Admitting When Wrong

Shavua Tov. After the death of the two sons of Aharon, Moshe Rabbeinu gets angry at Aharon's surviving sons, Elazar and Itamar. He was really upset with Aharon but expressed it to his two nephews.

On that day, the first of Nissan, three sacrifices were offered. One was by the Nassi, or tribal head, Nachshon of Shevet Yehuda. A second sacrifice was for the inauguration of the Mishkan, and a third was the regular sin-offering of Rosh Chodesh.

The Kohanim were to eat a portion of all three sacrifices. Aharon declined eating from the third sacrifice.

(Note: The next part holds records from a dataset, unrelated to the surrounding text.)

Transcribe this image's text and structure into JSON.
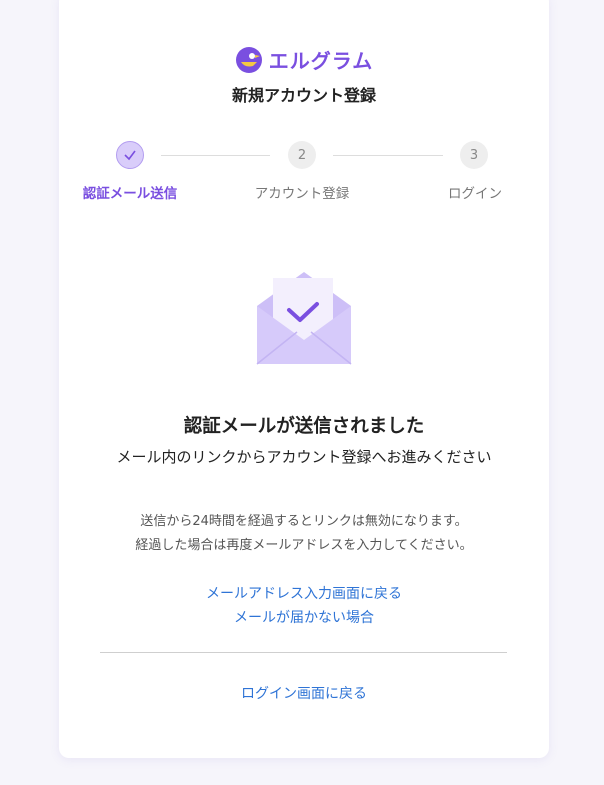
{
  "brand": {
    "name": "エルグラム",
    "color": "#7a4fe0"
  },
  "header": {
    "title": "新規アカウント登録"
  },
  "stepper": {
    "current": 1,
    "steps": [
      {
        "number": "",
        "label": "認証メール送信",
        "state": "done"
      },
      {
        "number": "2",
        "label": "アカウント登録",
        "state": "pending"
      },
      {
        "number": "3",
        "label": "ログイン",
        "state": "pending"
      }
    ]
  },
  "main": {
    "headline": "認証メールが送信されました",
    "subhead": "メール内のリンクからアカウント登録へお進みください",
    "notice_line1": "送信から24時間を経過するとリンクは無効になります。",
    "notice_line2": "経過した場合は再度メールアドレスを入力してください。"
  },
  "links": {
    "back_to_email": "メールアドレス入力画面に戻る",
    "not_received": "メールが届かない場合",
    "back_to_login": "ログイン画面に戻る"
  },
  "colors": {
    "accent": "#7a4fe0",
    "link": "#2f74d6",
    "envelope": "#cdbff7"
  }
}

For this, Moshe was upset and asked why they didn't eat of the חטאת, the sin offering.

Aharon explained that the first two sacrifices were once in a lifetime sacrifices so he agreed to eat from them. But the third sacrifice was a regular monthly sacrifice and he was in a state of אונן, where he was busy with burying his dead. Aharon felt that it would not be pleasing in the eyes of Hashem to partake of such a sacrifice.

Moshe showed his greatness and humility by accepting his brother's argument. In essence, he was admitting he was wrong. This was most praiseworthy and set a great example for all of us to follow. There's no shame in admitting when we are wrong. It takes a big person to do this.